Netflix Inc.’s (NFLX - Free Report) first quarter 2012 loss per share of 8 cents not only bettered the Zacks Consensus Estimate of a loss of 28 cents, but was also significantly above management’s guided range of a loss of 49 cents to a loss of 16 cents per share. However, when compared on a year-over-year basis, Netflix’s loss per share had plummeted from earnings per share (EPS) of $1.11.
Total revenue increased 21.0% year over year to $869.8 million, ahead of the Zacks Consensus Estimate of $867.0 million.
Domestic revenue increased 17.0% from the year-ago quarter to $826.4 million, which was within management’s guided range of $804.0 to $833.0 million. International operations generated revenues of $43.4 million, up 252.8% year over year and were at the higher end of management’s guided range of $38.0 million to $44.0 million.
The year-on-year revenue growth was primarily boosted by newer additions in the total subscriber base. At the end of first quarter 2012, total number of subscribers (Domestic and International) was 29.1 million, an increase of 23.3% from the prior-year quarter.
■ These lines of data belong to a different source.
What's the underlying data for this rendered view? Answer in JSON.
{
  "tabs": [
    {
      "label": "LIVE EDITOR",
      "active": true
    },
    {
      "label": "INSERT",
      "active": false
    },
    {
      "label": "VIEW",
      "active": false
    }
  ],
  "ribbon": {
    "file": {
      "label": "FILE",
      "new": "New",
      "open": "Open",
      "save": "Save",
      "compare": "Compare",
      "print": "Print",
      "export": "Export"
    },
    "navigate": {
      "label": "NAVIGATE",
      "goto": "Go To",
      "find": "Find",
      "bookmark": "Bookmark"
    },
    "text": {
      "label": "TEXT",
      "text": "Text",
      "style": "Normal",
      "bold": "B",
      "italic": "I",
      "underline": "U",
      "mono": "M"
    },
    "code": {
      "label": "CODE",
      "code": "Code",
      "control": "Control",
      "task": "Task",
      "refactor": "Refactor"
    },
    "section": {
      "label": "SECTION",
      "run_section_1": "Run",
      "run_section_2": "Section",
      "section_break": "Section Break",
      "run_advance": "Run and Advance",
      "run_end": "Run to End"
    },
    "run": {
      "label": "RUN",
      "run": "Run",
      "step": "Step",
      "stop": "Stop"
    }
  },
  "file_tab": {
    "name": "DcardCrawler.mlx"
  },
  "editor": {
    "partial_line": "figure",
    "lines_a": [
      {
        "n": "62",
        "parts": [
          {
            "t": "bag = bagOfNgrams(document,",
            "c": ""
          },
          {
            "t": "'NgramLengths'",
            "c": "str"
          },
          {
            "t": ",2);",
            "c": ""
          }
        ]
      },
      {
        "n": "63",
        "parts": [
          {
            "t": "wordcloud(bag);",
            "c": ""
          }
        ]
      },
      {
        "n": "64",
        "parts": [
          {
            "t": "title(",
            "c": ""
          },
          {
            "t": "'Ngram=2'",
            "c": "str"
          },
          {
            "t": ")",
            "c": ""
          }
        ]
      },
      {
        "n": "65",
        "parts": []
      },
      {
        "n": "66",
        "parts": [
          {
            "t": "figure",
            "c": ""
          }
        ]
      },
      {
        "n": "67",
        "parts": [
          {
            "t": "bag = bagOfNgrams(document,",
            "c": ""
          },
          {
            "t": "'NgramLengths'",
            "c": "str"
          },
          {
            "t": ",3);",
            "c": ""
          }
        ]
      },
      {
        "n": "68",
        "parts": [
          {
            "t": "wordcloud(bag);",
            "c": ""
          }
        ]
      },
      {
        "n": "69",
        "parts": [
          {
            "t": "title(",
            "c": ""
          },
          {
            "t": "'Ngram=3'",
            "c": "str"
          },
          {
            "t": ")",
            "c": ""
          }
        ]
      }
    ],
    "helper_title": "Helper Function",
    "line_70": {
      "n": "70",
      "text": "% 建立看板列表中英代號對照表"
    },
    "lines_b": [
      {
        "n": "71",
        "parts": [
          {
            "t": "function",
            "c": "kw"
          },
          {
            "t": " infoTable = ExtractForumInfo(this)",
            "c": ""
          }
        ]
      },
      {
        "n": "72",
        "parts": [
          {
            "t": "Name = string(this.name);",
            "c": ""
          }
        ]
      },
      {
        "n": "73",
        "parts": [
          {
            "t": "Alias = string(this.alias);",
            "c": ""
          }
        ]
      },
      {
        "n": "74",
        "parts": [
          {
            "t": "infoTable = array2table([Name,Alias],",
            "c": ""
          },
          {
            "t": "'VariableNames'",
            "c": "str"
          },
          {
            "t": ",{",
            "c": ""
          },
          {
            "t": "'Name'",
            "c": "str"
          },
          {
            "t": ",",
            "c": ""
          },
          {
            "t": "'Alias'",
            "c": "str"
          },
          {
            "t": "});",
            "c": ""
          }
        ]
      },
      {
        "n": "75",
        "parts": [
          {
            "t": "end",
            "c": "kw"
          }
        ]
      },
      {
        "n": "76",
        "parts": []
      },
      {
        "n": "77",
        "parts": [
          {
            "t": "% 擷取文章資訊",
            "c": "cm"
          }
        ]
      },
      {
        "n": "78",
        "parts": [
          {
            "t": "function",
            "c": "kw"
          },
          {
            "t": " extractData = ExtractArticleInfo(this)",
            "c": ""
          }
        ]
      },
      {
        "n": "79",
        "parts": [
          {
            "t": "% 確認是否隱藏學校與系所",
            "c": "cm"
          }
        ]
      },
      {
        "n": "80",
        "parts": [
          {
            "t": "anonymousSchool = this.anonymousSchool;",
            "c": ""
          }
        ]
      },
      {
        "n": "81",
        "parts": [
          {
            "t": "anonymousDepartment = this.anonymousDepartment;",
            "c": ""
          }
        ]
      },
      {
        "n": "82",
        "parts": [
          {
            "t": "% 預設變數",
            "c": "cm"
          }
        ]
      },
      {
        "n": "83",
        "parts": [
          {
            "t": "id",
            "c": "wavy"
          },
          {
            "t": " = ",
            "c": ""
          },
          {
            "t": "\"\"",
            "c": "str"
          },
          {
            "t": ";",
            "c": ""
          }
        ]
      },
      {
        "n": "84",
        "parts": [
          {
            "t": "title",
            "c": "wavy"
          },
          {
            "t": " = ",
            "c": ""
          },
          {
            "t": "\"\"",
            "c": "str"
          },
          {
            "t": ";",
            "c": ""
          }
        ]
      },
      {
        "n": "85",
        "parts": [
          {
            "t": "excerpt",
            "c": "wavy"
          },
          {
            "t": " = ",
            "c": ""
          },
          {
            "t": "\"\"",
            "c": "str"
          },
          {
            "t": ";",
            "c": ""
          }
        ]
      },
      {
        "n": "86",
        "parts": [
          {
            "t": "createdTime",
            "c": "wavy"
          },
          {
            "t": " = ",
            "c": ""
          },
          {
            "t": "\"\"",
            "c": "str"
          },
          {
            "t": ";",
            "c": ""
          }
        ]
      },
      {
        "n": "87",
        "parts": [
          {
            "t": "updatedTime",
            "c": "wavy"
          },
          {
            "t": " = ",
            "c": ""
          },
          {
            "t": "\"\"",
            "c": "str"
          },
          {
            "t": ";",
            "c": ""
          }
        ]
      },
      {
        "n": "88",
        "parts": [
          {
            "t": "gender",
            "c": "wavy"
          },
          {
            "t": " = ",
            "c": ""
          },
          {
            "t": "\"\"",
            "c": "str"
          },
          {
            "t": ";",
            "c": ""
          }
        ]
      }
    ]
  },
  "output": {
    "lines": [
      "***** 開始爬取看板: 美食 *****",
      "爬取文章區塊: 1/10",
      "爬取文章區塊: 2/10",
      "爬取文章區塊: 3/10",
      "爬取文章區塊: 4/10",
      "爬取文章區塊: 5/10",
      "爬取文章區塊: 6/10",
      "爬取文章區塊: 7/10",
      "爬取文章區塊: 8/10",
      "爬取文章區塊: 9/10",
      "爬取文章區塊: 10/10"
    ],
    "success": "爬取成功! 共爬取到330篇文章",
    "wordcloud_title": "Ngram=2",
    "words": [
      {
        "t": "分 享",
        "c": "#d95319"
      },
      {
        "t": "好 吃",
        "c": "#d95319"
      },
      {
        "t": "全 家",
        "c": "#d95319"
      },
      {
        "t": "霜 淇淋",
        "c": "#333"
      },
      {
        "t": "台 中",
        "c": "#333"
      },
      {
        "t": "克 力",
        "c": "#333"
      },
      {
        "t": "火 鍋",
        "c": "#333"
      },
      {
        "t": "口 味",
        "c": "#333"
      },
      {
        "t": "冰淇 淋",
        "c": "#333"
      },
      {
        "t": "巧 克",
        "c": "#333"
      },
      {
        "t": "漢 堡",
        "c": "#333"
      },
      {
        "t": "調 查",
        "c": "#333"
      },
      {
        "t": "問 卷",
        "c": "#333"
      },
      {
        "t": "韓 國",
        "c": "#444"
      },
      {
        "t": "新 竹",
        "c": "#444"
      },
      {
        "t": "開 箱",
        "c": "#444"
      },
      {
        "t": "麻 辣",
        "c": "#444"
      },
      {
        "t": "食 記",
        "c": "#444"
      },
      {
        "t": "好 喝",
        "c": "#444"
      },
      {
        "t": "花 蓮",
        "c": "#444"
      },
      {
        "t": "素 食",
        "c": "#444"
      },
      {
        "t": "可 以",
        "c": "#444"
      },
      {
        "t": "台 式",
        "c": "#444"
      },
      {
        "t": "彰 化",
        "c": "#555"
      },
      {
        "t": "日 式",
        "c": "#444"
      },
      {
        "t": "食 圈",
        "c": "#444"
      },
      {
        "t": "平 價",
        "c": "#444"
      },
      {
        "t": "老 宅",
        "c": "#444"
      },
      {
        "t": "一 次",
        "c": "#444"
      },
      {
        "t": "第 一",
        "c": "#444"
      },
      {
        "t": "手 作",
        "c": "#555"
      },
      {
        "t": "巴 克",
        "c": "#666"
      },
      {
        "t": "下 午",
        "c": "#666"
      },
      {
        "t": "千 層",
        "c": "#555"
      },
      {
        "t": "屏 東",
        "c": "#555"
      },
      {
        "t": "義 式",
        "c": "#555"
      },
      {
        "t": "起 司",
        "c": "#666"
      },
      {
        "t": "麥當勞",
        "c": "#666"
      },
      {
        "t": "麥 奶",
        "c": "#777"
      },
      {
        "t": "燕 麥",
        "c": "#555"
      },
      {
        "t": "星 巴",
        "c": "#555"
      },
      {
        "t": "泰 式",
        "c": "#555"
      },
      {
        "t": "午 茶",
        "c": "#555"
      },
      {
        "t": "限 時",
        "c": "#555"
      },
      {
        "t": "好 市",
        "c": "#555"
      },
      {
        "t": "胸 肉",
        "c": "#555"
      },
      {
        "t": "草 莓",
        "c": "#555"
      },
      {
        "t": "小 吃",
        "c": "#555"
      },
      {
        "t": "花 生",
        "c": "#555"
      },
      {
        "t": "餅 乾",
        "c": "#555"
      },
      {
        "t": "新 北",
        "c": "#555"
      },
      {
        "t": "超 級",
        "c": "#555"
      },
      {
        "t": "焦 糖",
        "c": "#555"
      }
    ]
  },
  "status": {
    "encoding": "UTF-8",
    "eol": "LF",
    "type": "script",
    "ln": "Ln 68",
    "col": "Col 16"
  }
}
Gross profit decreased 12.3% from the year-ago quarter to $245.9 million. Gross margin decreased from 39.0% in the year-ago quarter to 28.3% due to higher subscriber acquisition costs.
Operating expenses shot up 39.1% year over year to $247.8 million, due to higher marketing expenses (up 30.3% year over year), technology and development expense (up 62.7% year over year) and general and administrative expense (up 26.5% year over year) in the quarter.
Operating loss for the quarter was $1.93 million, down from an operating profit of $102.2 million in the previous-year quarter. The loss was primarily due to increase in spending for streaming content and higher licensing fees.
Net loss was $4.58 million from a profit of $60.2 million earned in the previous-year quarter.
Balance Sheet and Cash Flow
Exiting first quarter 2012, Netflix had $804.5 million in cash and cash equivalents (including short-term investments) compared with $797.8 million in the previous quarter. Long-term debt was $200.0 million at the end of first quarter 2012.
Cash flow from operating activities was $19.1 million in the first quarter of 2012, compared with $65.5 million in the fourth quarter of 2011. Free cash flow was $2.1 million, down from $33.9 million in the previous quarter.
For the forthcoming quarter, the loss/earnings per share is projected between a loss of 10 cents to profit of 14 cents per share. The Zacks Consensus EPS Estimate is pegged at a loss of 18 cents per share. Net income is expected to be in the range of ($6.0 million) to $8.0 million.
Domestic and International revenue is expected to be in the range of $526.0 million to $534.0 million and $60.0 million to $67.0 million, respectively. Domestic DVD revenue is expected to be in the range of $287.0 million to $294.0 million for the second quarter of 2012.
Management expects subscribers in the consolidated domestic market and in the international market to range from 23.6 million to 24.2 million and 3.45 million to 4.0 million, respectively. The U.S. DVD subscriber base is expected to be in the range of 8.95 million to 9.35 million.
Management expects the subscriber decline in the DVD business to continue in the forthcoming quarters. However, strong growth in streaming customer base in both US and International market will limit customer base erosion in 2012.
Moreover, Netflix hinted on European expansion in the fourth quarter of 2012 and expects to be profitable globally in the second quarter.
Although Netflix reported better-than-expected first quarter results, we believe that earnings growth will take some time to rebound. Despite the higher costs, we believe Netflix will probably see sales strengthening, as subscribers take note of the improving portfolio. This would ultimately enable the company to build a position for itself over the long term.
Netflix’s offering of new and exclusive content to its subscribers are its biggest USP compared to some of its closest peers. Apart from recent movies and documentaries, Netflix is also boosting its original content portfolio to entice new subscribers in the US and International markets.
However, higher capital expenditure due to international expansion will hurt earnings growth in the near term, in our view. Moreover, when compared to some of its cable and communications peers that have diversified revenue and cash flow streams, Netflix relies solely on streaming for future growth, as its DVD rental business continues to lose subscribers. Moreover, increasing competition from Amazon.com Inc. (AMZN - Free Report) will remain an overhang on the stock going forward.
We have a Neutral recommendation on Netflix shares over the long term. Currently, Netflix has a Zacks #3 Rank, which implies a Hold rating over the short term.